Ever since launching their Men’s Adventure Library, Robert Deis and Wyatt Doyle have taken on the wonderful task of educating pulp fans on the history of Men’s Adventure Magazines. These over-the-top magazines with their garishly painted covers were by their very nature the true heirs to the classic adventure pulps of the 1930s and 1940s. War weary veterans, having survived the horrors of World War II, were ready for periodicals that unabashedly celebrated their courage and sacrifices. It was a time when being macho was norm, and the ideal of the American male. There was none of the angst and politically correct idiocacy that so pervades every facet of our society today.

These magazines were intended for men and were filled with tales of rugged heroism whether taking place on the battlefields of Europe and the South Pacific or pitting the protagonists against the still existing wildernesses of the world. They certainly were not for the squeamish and under that MAM’s umbrella there were many distinct sub-genres; none more gruesome than those featuring animal attacks. Be they rats, weasels, giant sea crabs or slithering, slimy snakes, the Man vs Critters yarns were some of the most violent ever concocted and often stretched the boundries of the truth. Sure it was unlikely that Australia’s flying squirrels would enmass attack and kill humans, but the idea itself was enough to sell a MAM’s editor and soon inspire a startling cover depicting that very scene.

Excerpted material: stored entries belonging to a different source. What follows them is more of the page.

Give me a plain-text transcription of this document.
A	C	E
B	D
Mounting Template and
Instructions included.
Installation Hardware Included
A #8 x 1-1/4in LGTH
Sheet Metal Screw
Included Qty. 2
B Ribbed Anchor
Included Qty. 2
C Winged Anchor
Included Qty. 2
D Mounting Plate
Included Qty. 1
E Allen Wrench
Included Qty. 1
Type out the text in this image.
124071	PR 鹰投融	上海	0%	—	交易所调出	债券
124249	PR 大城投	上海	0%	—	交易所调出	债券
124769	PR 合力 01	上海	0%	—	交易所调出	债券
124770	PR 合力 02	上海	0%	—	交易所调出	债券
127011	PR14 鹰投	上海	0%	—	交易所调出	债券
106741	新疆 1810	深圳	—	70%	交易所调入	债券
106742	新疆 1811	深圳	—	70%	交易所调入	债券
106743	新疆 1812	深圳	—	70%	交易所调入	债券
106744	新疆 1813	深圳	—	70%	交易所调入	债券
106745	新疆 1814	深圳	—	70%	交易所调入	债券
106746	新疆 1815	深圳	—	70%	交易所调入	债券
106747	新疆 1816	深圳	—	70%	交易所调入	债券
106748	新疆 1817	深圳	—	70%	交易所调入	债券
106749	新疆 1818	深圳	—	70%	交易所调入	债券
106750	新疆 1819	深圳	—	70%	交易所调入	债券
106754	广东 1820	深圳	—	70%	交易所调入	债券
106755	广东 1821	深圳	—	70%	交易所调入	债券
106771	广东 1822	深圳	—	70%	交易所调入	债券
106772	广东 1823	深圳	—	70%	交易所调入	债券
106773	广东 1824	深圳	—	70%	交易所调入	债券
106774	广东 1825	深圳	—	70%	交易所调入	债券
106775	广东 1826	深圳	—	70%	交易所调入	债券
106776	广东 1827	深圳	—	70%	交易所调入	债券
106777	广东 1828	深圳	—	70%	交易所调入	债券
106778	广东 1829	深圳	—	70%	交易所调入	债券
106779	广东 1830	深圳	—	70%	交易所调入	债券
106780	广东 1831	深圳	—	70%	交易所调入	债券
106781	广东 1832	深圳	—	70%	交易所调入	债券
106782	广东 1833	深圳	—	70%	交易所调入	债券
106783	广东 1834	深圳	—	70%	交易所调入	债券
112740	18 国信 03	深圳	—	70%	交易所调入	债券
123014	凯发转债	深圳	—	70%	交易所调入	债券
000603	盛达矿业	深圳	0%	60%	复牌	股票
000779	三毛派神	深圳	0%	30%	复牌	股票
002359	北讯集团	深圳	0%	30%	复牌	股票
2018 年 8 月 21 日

With “I Watched Them Eat Me Alive,” Deis and Doyle have given us a new, slimmer tome with this very theme as its central core. The book is filled with five of the most memorable such tales by veteran scribes Stan Smith, Robert Silverberg, Lylod Parker, Lester Hutton and the amazing Walter Kaylin. Kaylin’s snake-fest is a fitting finale to the book’s fiction and will surely be the source of our nightmares to come.

Peppered between these stories are seven pictorial reproducing some of the most beautiful MAM’s covers and interior art ever produced by classic artists such as Rafael De Soto, Norm Saunders, Clarence Doore and many others who got their start in the pulps. Again reminding us of that evolution.

The MAM’s died out in the early 70s, soon to be forgotten and those issues that survived were relegated to attic boxes. It is a true testimony to Bob Deis and Wyatt Doyle that they have managed to rekindle a genuine historical interest in those titles and together they insure that they will maintain their place in America’s literary history. We soundly applaud them…and this terrific book. If you love pulps, you need to pick this up along with all their previous titles. Believe us, you will not be disappointed.

1 comment:

Robert Deis (aka "SubtropicBob") said...

Thanks VERY much, Ron! Wyatt and I greatly appreciate your continuing interest in and support of our Men's Adventure Library Books. As you know, I'm a big fan of yours and your Airship 27 imprint. So it's a real honor to read a review like that from you!